Bunlar, Katolik doktrininde "sapık" (heretik) bir
akım sayılan bir inanca sahiptirler. Akımın adı "Dosetizm"dir
(Docetism).
Dosetizm hakkındaki en önemli bilgiler, Katolik
Kilisesi'nin ünlü kurucularından Rahip Irenaeus'un ikinci
yüzyılın sonlarında yazdığı Adversus Haereses (Sapkınlara
Cevaplar) adlı bildiride verilir. Irenaeus, bu akımın temsilcilerinden
biri olan Basilides'ten söz eder. Buna göre, İskenderiyeli
Hıristiyan bir tarihçi olan Basilides, 130-150 yılları arasında
yazdığı yazılarda Hz. İsa'nın çarmıha gerilmediğini ısrarla
vurgulamıştır. Çarmıha gerilen kişinin gerçekte Hz. İsa olmadığını,
onun yerine Kireneli Simon adlı bir başka kişinin haça gerildiğini,
Allah'ın Simon'un yüzünü mucizevi bir biçimde değiştirerek
onu Hz. İsa'ya benzettiğini ve böylece Yahudilerin ve Romalıların
onu Hz. İsa sandığını savunmuştur. Hatta Basilides, Kireneli
Simon çarmıha gerilirken Hz. İsa'nın da bu olayı seyrettiğini,
sonra da oradan uzaklaştığını ve göğe canlı olarak yükselerek
Allah'ın Katına çıktığını yazmıştır. (William Smith, D. A
Dictionary of Christian Biography. Cilt I. s. 768)

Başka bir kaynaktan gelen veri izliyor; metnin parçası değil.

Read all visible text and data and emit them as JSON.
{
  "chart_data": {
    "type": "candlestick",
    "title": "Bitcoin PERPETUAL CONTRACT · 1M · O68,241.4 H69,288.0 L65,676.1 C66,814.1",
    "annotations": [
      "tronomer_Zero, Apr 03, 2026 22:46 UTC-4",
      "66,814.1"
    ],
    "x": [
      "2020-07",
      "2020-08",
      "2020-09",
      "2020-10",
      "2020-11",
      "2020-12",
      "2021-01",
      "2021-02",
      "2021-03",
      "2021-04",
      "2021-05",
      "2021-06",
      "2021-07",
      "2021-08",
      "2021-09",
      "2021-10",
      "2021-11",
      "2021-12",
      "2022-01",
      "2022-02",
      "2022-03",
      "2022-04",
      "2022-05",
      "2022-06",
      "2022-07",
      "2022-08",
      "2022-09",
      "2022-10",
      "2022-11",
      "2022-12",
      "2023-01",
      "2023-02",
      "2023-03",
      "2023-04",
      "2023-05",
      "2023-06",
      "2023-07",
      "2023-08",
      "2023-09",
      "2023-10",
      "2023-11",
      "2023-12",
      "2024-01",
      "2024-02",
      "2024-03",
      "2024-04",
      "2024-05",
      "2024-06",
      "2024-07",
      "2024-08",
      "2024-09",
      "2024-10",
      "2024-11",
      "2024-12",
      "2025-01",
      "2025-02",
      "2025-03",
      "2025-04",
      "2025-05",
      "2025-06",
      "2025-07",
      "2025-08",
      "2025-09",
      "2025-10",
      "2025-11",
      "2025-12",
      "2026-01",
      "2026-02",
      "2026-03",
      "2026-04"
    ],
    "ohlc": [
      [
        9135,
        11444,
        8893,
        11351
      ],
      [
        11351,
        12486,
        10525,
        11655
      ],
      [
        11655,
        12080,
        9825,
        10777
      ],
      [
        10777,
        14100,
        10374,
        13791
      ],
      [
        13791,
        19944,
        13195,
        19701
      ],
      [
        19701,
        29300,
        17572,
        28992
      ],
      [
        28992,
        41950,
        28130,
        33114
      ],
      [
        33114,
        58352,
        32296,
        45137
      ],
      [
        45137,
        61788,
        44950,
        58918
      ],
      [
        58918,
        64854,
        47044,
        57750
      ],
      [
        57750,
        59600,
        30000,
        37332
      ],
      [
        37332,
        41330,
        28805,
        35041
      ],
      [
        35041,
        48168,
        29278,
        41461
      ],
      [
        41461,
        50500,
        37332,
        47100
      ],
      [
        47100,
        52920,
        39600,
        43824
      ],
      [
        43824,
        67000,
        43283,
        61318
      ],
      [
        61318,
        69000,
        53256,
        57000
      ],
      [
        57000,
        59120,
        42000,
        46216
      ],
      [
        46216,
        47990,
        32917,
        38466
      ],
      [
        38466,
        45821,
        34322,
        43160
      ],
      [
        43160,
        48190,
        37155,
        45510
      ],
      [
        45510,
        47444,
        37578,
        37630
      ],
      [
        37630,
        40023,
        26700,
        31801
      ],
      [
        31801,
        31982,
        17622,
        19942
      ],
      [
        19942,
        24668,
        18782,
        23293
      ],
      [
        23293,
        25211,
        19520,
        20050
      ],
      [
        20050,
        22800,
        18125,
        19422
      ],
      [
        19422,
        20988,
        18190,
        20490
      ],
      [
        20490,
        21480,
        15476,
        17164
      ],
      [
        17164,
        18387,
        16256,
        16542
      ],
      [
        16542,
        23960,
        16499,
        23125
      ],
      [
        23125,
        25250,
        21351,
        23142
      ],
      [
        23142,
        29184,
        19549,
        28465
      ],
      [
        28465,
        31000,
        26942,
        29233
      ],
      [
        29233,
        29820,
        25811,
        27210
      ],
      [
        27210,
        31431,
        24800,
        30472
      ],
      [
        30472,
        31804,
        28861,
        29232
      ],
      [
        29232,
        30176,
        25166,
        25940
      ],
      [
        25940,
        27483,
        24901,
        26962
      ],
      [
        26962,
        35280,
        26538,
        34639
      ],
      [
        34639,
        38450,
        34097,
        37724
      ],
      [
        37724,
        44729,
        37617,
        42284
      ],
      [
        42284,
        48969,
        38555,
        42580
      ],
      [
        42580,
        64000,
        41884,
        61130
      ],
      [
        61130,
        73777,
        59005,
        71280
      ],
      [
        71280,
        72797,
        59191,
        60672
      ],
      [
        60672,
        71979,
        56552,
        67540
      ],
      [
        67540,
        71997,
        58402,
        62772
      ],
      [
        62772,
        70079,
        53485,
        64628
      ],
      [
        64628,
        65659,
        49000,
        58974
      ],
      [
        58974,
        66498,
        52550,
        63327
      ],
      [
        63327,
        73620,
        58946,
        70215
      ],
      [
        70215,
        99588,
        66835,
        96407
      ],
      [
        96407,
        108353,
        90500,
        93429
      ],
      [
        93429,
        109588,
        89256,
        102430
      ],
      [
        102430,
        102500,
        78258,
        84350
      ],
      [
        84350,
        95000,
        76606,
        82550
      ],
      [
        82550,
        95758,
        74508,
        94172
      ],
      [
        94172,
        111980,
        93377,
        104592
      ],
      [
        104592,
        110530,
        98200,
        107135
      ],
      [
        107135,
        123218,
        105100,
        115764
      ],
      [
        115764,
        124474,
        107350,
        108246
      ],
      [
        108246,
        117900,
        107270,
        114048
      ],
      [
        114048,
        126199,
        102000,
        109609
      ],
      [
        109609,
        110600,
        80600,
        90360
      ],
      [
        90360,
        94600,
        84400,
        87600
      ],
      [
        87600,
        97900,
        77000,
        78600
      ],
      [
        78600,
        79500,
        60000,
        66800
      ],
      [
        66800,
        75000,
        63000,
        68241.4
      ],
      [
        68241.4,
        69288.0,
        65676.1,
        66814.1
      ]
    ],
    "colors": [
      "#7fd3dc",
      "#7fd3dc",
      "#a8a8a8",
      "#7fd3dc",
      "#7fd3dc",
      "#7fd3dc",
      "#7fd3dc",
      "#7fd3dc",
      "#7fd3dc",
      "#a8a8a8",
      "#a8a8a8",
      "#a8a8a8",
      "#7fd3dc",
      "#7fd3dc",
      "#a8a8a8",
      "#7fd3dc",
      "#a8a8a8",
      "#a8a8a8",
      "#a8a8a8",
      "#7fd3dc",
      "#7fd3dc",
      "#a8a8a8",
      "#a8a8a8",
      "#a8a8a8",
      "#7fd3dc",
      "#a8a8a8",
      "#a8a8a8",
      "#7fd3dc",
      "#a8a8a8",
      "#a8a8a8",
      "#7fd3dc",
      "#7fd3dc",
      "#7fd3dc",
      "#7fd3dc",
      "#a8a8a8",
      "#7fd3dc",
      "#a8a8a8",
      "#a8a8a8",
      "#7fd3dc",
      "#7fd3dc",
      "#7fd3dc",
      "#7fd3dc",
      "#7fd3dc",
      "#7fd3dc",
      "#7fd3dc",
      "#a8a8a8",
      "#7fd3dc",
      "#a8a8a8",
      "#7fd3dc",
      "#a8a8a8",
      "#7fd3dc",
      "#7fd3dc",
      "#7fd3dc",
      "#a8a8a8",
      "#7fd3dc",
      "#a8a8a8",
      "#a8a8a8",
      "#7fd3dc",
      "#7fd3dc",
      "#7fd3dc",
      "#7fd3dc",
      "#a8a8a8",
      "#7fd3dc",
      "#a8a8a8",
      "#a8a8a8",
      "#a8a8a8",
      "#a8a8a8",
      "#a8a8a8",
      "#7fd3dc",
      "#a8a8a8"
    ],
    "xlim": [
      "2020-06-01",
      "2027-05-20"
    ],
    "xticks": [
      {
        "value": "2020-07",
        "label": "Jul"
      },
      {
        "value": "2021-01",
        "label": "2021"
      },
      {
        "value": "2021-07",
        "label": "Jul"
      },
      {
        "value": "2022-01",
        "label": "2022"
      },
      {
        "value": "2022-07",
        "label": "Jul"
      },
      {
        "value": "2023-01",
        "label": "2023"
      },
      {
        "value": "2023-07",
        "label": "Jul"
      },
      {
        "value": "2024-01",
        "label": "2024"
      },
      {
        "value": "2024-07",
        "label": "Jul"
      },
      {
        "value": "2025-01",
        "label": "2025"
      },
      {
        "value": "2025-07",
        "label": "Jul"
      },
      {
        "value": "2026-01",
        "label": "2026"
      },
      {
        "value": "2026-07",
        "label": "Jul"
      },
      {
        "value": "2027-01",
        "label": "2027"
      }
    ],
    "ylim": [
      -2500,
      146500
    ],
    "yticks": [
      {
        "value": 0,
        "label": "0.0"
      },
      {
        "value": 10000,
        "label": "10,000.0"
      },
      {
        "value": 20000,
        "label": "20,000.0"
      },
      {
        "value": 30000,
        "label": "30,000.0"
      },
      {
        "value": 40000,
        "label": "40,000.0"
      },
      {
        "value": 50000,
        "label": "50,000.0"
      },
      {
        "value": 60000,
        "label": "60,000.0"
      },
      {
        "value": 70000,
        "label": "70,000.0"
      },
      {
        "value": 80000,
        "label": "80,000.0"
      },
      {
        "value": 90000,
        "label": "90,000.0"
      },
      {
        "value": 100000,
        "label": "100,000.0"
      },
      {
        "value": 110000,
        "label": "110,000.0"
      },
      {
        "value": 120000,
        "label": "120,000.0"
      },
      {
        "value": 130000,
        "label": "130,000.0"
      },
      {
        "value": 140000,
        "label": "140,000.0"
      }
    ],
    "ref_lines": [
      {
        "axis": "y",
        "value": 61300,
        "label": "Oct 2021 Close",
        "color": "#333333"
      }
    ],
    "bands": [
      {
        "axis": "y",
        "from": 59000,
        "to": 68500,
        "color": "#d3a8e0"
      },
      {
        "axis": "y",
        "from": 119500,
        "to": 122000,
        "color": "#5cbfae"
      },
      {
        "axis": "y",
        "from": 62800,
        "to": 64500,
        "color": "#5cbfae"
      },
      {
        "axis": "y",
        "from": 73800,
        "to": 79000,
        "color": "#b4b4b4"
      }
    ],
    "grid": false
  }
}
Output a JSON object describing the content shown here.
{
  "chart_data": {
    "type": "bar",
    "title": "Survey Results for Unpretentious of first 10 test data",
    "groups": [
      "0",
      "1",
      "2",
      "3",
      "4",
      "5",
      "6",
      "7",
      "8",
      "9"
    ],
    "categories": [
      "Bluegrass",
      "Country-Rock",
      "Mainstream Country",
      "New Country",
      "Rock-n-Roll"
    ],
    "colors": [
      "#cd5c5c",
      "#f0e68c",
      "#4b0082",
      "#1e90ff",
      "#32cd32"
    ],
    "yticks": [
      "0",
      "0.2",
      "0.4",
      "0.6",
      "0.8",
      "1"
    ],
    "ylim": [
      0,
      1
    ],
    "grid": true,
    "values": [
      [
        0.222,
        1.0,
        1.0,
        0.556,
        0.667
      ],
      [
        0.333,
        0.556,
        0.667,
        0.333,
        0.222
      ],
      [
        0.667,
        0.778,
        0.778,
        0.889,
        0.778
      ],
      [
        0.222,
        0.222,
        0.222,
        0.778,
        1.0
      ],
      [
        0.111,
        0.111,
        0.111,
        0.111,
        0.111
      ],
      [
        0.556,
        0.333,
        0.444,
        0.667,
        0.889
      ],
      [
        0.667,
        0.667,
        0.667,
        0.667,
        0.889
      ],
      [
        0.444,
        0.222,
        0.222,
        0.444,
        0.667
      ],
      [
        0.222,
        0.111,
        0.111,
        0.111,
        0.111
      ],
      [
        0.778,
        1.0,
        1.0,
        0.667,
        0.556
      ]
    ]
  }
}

Acaba Basilides bu bilgiye nereden ulaşmıştır?
Üçüncü yüzyılda yaşamış bir Hıristiyan teolog olan İskenderiyeli
Clement'in yazılarına göre, Basilides kendisine gizli bir
bilginin ulaştığı iddiasındadır. Anlattığına göre Hz. İsa'nın
havarilerinden Simon Petrus'un tercümanlığını yapan Glaucias
adlı bir kişi, bu sırrı Petrus'dan öğrenmiş ve Basilides de
ondan duymuştur. Basilides, Glaucias'tan öğrendiği bilgilerle,
muharref İncillerin yanlışlarını kendisine göre düzelterek
yeni bir "İncil" de yazmıştır.
Dosetikler arasında bu iddiayı savunan tek
kişi Basilides de değildir. Ondan başka Kilise tarafından
"sapkın" sayılan bazı isimler ya da tarikatlar da
Hz. İsa'nın çarmıha gerilmediğini, onun yerine, ona benzetilen
bir başkasının haçlandığını savunmuşlardır. Hıristiyan yazar
Faris Al-Qayrawani Mesih Gerçekten Haçlandı mı? adlı kitabında
bu konuda şöyle yazar:
"Hıristiyanlığı kabul etmiş olan Thebes
Rahiplerinin soyundan bir... mezhep 185 yılında 'Tanrı Mesih'in
haçlanmasını yasaklar, o rahatça göklere yükseltilmiştir'
diye iddia etmişlerdir. 370 yılında da bir Gnostik mezhep
'Mesih'in haçlanmadığını, ancak onu haçlayan seyircilere böyle
göründüğünü' düşünerek haçlanmayı reddetmişlerdir. Yeniden
520 yılında, Suriye Episkoposu Severus, kaçtığı İskenderiye'de,
İsa Mesih'in haçlanmadığını ancak O'nu çarmıha çivileyen insanlara
böyle göründüğünü öğreten bir filozof grubuna rastlamıştır...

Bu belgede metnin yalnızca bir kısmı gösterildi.